I am trying to make a reservation at the Diamond affiliated Rincon resort in Puerto Rico.  The Diamond website reservation system shows there is no availability for the next 13 months.  There are rooms available at the resort via Trip Advisor..  When I called Diamond to try and make a reservation, I was told that the affiliated resorts do not show all the available rooms and to try back at a later date.  Has anyone experienced this situation.  What is the purpose of Diamond having these affiliated resorts if there is no space available for 13 months?


----------



## pedro47 (Dec 22, 2015)

gpuzio said:


> I am trying to make a reservation at the Diamond affiliated Rincon resort in Puerto Rico.  The Diamond website reservation system shows there is no availability for the next 13 months.  There are rooms available at the resort via Trip Advisor..  When I called Diamond to try and make a reservation, I was told that the affiliated resorts do not show all the available rooms and to try back at a later date.  Has anyone experienced this situation.  What is the purpose of Diamond having these affiliated resorts if there is no space available for 13 months?



Are you trying to book an exchange for 2016? You must have paid your 2016 MF & Club Dues for next year.


----------



## gpuzio (Dec 22, 2015)

Not an exchange through Interval.  I tried to make a  direct booking using points through Diamond's reservation system both on line and in person.  This is not a Diamond owned property.  It is an affiliated resort and listed as such in the Diamond resort locations.


----------



## tschwa2 (Dec 22, 2015)

Not a diamond points owner, but my thought would be they might wait until 12 months or even 11 months to let their main owners book first.  Not all float resorts let owners book float weeks before 12 months.  You wouldn't want an owner at an affiliate resort to be able to book Diamond properties before Diamond owners could.


----------



## T_R_Oglodyte (Dec 22, 2015)

First, in general, rooms at affiliated resorts do not appear in inventory at all until 10 months before check-in date.  The 13-month window applies when there is Home Resort advantage for owners, but since these resorts are not part of any collection, there is no home resort advantage.  Thus they appear in inventory at the 10-month window at which inventory is made available to all club members.
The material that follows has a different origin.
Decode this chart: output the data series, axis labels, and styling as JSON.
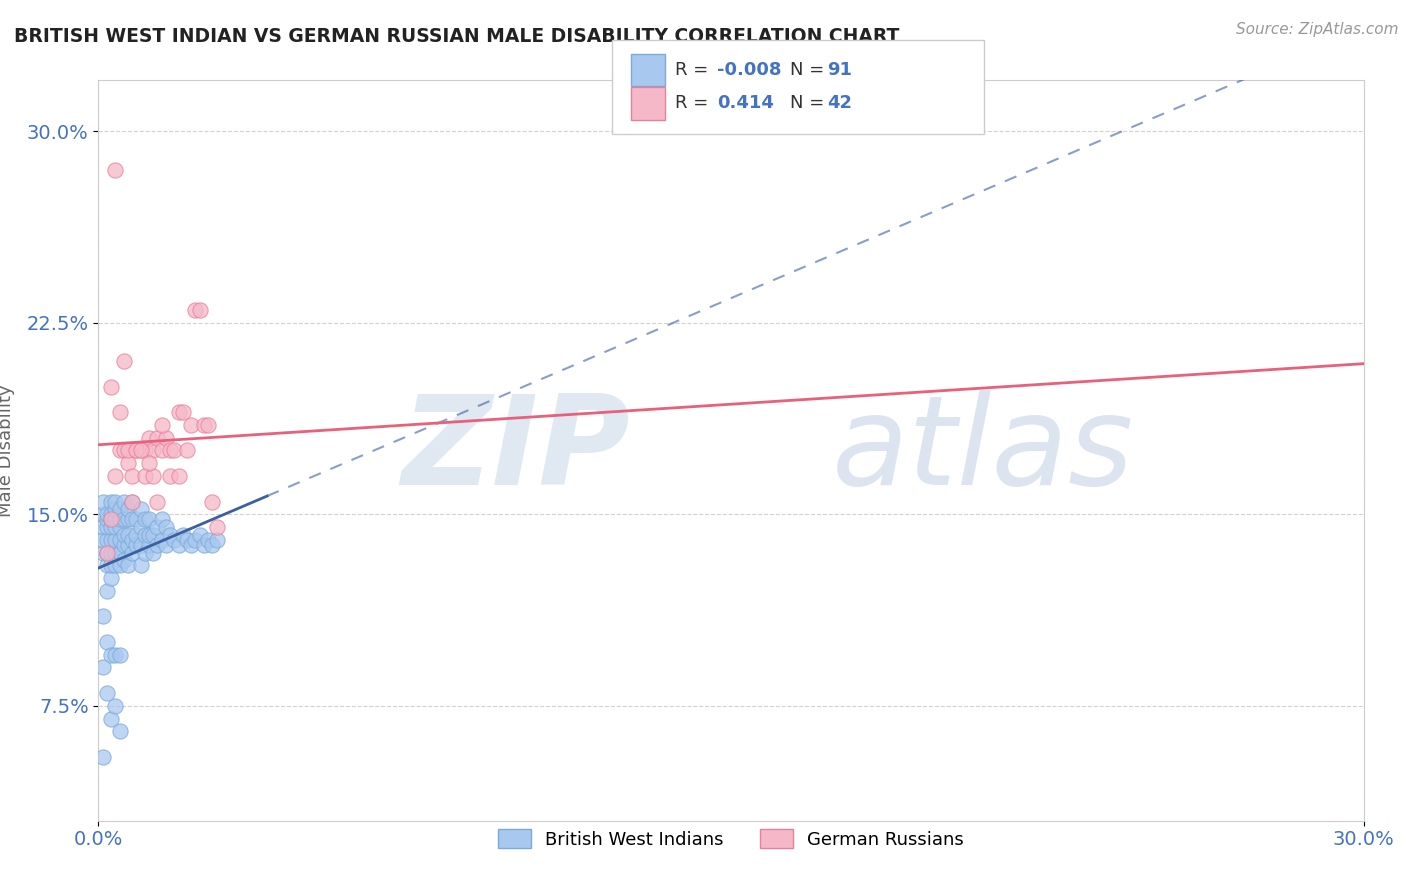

Second, inventory at affiliated resorts is only made available by an inventory swap with DRI.  The amount of inventory available to DRI is limited by the size and terms of the swap, and will almost always be just a sliver of the amount of inventory at the resort.  So there will almost always be inventory available to the general public that is not accessible via DRI.

Third, the inventory received from affiliated resorts often comes in less than 7-day blocks.  So if you are searching with a 7-day minimum stay and there isn't any 7-inventory in the system, there will never be a match.


----------